Waugh in the Papers

There are references to Waugh and his works in several major newspapers. In The Weekend Australian, an article in their opinion section urged Brits, Yanks and Aussies to stop blaming voters they view as irredeemably dim for results such as Brexit, Trump and, in Australia, Pauline Hanson. Better to let the democratic systems have the time to sort things out. The article goes back to George Orwell and Evelyn Waugh for support:

Politics is always changing, always new but always the same…. We grapple with the notions of post-truth and fake news as if they are revelations but our delusion is exposed by looking back 70 years to George Orwell’s Politics and the English Language. “Political language — and with variations this is true of all political parties, from Conservatives to Anarchists,” wrote Orwell, “is designed to make lies sound truthful and murder respectable, and to give an appearance of solidity to pure wind.” Evelyn Waugh was on to all this in 1938 with his novel Scoop, which, save for the missing digital technology, is as searing an examination of media behaviour as you could write today. “I read the newspapers with lively interest,” says Waugh’s Mr Baldwin. “It is seldom that they are absolutely, point-blank wrong. That is the popular belief, but those who are in the know can usually discern an embryo of truth, a little grit of fact, like the core of a pearl, round which have been deposited the delicate layers of ornament.” 

Mr Baldwin was the enigmatic character Waugh met on his outward journey to Africa who turned out to know much more than any of the journalists about what was going on in Ishmaelia. Scoop, Penguin 2011, pp. 226 ff. 

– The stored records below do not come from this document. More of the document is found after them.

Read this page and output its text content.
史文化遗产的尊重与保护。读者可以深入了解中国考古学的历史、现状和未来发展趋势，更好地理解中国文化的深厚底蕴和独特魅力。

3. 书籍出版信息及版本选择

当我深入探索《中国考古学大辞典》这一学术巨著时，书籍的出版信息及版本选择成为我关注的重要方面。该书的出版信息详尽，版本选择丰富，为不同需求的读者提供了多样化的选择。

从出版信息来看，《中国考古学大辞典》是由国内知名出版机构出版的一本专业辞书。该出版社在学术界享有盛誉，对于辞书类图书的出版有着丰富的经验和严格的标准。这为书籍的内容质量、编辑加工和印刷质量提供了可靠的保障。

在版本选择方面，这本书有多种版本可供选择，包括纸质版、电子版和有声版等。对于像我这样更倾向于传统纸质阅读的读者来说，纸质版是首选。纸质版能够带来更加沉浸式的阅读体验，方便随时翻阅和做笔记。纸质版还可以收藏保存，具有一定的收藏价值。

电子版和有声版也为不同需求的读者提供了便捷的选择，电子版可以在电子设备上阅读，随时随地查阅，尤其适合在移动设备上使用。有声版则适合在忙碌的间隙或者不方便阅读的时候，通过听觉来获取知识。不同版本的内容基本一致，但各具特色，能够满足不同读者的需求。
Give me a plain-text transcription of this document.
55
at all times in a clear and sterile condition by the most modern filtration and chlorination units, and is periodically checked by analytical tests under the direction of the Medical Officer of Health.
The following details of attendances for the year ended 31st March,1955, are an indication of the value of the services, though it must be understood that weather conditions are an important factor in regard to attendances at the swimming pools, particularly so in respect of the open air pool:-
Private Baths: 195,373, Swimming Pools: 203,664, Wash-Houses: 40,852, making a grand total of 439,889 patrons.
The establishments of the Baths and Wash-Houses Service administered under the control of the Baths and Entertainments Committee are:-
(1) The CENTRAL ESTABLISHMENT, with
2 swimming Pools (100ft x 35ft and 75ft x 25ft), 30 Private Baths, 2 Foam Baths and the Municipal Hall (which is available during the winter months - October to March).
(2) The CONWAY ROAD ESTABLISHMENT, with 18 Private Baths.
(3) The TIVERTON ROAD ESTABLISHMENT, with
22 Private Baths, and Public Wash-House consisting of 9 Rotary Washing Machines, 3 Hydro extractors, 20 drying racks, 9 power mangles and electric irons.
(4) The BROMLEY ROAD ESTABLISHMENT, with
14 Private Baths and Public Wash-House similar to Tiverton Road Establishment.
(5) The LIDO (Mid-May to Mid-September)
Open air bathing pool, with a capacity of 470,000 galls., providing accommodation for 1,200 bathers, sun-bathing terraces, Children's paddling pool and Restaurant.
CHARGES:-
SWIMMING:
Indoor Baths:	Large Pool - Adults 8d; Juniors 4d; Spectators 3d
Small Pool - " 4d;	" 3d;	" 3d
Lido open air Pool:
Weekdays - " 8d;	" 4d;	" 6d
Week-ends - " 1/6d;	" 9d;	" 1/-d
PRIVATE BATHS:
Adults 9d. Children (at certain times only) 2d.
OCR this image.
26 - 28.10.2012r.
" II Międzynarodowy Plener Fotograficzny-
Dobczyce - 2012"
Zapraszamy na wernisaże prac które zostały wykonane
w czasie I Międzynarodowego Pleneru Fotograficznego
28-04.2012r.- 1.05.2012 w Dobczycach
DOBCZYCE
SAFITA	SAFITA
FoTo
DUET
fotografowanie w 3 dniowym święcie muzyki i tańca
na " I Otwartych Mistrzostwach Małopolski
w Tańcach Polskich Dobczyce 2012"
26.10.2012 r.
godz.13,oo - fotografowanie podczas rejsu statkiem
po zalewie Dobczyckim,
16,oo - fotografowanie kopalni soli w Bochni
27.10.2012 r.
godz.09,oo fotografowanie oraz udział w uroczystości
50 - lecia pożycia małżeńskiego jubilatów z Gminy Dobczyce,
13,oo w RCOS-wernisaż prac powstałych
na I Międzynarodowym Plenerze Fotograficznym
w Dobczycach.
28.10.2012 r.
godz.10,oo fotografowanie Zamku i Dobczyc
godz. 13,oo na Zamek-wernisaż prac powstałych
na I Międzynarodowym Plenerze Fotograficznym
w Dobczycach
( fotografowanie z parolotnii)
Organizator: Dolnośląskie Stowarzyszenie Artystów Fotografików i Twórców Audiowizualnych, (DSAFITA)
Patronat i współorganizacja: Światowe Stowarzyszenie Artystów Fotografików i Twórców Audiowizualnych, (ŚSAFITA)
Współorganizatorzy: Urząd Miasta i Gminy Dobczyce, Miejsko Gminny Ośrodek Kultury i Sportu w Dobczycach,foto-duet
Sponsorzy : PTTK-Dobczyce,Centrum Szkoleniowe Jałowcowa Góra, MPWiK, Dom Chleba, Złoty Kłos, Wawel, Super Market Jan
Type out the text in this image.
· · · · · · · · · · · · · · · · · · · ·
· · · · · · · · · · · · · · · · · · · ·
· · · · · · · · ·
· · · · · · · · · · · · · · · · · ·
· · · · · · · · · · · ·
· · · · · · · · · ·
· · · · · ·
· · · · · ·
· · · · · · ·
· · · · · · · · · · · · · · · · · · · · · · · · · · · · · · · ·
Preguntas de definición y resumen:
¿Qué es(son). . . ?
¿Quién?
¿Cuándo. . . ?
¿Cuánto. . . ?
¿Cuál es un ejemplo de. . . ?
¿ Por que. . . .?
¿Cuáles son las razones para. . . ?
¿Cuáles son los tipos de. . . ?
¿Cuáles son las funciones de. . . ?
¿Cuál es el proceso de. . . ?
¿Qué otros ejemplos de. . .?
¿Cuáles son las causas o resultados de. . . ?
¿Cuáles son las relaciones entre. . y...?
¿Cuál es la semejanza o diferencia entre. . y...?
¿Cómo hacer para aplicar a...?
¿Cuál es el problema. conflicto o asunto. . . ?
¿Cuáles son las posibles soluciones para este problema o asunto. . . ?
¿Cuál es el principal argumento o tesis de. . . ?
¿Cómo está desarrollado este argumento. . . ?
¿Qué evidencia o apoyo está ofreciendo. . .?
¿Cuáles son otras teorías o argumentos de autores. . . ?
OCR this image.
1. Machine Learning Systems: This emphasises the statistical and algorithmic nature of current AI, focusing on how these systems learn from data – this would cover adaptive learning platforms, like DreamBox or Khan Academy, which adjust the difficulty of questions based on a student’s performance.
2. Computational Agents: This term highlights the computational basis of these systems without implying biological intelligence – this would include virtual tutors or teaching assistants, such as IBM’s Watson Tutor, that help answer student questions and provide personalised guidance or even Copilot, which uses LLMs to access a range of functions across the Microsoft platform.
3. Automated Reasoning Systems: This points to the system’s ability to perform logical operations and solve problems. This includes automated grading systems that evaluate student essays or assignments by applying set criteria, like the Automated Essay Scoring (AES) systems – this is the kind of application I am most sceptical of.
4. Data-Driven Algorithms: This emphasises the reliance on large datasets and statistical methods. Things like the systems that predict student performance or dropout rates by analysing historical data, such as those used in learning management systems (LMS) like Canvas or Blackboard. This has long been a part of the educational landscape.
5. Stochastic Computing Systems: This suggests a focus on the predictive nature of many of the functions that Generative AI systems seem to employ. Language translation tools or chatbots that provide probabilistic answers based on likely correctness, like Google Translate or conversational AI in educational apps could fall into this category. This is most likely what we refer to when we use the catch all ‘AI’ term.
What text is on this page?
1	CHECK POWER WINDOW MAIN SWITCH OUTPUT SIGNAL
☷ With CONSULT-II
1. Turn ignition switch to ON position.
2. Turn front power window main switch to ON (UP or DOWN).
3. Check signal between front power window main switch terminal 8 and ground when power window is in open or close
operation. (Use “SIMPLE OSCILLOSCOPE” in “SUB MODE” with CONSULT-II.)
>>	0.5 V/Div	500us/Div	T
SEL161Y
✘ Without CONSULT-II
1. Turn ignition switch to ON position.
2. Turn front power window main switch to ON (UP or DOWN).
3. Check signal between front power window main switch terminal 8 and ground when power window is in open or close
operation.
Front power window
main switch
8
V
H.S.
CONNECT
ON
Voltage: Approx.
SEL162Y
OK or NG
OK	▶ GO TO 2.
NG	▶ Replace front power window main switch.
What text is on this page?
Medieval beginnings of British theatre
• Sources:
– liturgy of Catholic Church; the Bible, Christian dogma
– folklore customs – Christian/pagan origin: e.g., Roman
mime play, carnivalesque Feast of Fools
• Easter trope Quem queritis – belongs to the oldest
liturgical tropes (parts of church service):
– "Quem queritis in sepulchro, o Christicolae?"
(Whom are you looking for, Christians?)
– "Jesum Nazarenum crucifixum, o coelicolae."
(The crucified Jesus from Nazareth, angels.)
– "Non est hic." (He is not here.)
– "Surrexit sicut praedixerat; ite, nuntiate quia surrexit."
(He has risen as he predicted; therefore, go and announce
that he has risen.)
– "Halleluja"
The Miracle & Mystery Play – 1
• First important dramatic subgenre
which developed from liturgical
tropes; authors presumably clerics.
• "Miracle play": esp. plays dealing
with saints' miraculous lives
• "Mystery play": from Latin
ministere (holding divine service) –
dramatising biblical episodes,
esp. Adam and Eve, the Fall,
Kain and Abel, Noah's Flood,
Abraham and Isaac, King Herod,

Waugh is cited in two reviews of Roy Hattersley’s new book about the history of Catholicism in England, entitled The Catholics. In The Irish Times, Eamon Duffy, describes  Hattersley as an atheist who discovered after his father’s death that he had been an unfrocked Roman Catholic priest. Duffy finds the book riddled with errors and concludes that Hattersley labored without the help of a fact-checker. He also criticizes Waugh indirectly in this reference to Hattersley’s discussion of Edmund Campion:

One of the book’s few heroes is the Jesuit martyr, Edmund Campion, but Hattersley draws on Evelyn Waugh’s elegant but derivative study published in 1935 rather than the deeply researched recent biography by Gerard Kilroy. Similarly, Hattersley’s principal guide to one of his book’s villains, Thomas More, is the late Jasper Ridley’s ferociously partisan onslaught on More’s reputation, The Fanatic and the Statesman, where More features, predictably, as the fanatic.

The Financial Times, however, is kinder to Hattersley’s book. Their reviewer Ian Thomson describes it as “well-researched if occasionally platitudinous” and a “scholarly chronicle” of its subject but a book that “at times feels too long and meandering to be digested pleasurably.” Waugh features as one of the writers who, as distinguished from Graham Greene saw “in Catholicism an alternative to godless Communism. The persecution and slaughter of Spanish priests by the government that preceded Franco’s had been roundly condemned by Evelyn Waugh, Hilaire Belloc and other Catholic authors. Any Englishman who was publicly Catholic in the 1930s was assumed to be in favour of Franco. Yet Greene was a left-leaning Catholic. Whose side was he on?” Thomson seems to have answered that question earlier in his opening paragraph, perhaps suggesting that Hattersley failed to do so.

UPDATE (17 March 2017): Melanie McDonagh writing in The Spectator had this to say about Roy Hattersley’s book:

He has firm literary views: he finds Greene and Waugh obsessed with sex and despair.. Still, given that there hasn’t been a comprehensive survey of the Catholic Church in England since John Bossy’s serious history in 1975, this is a brave, if flawed, attempt to fill the gap.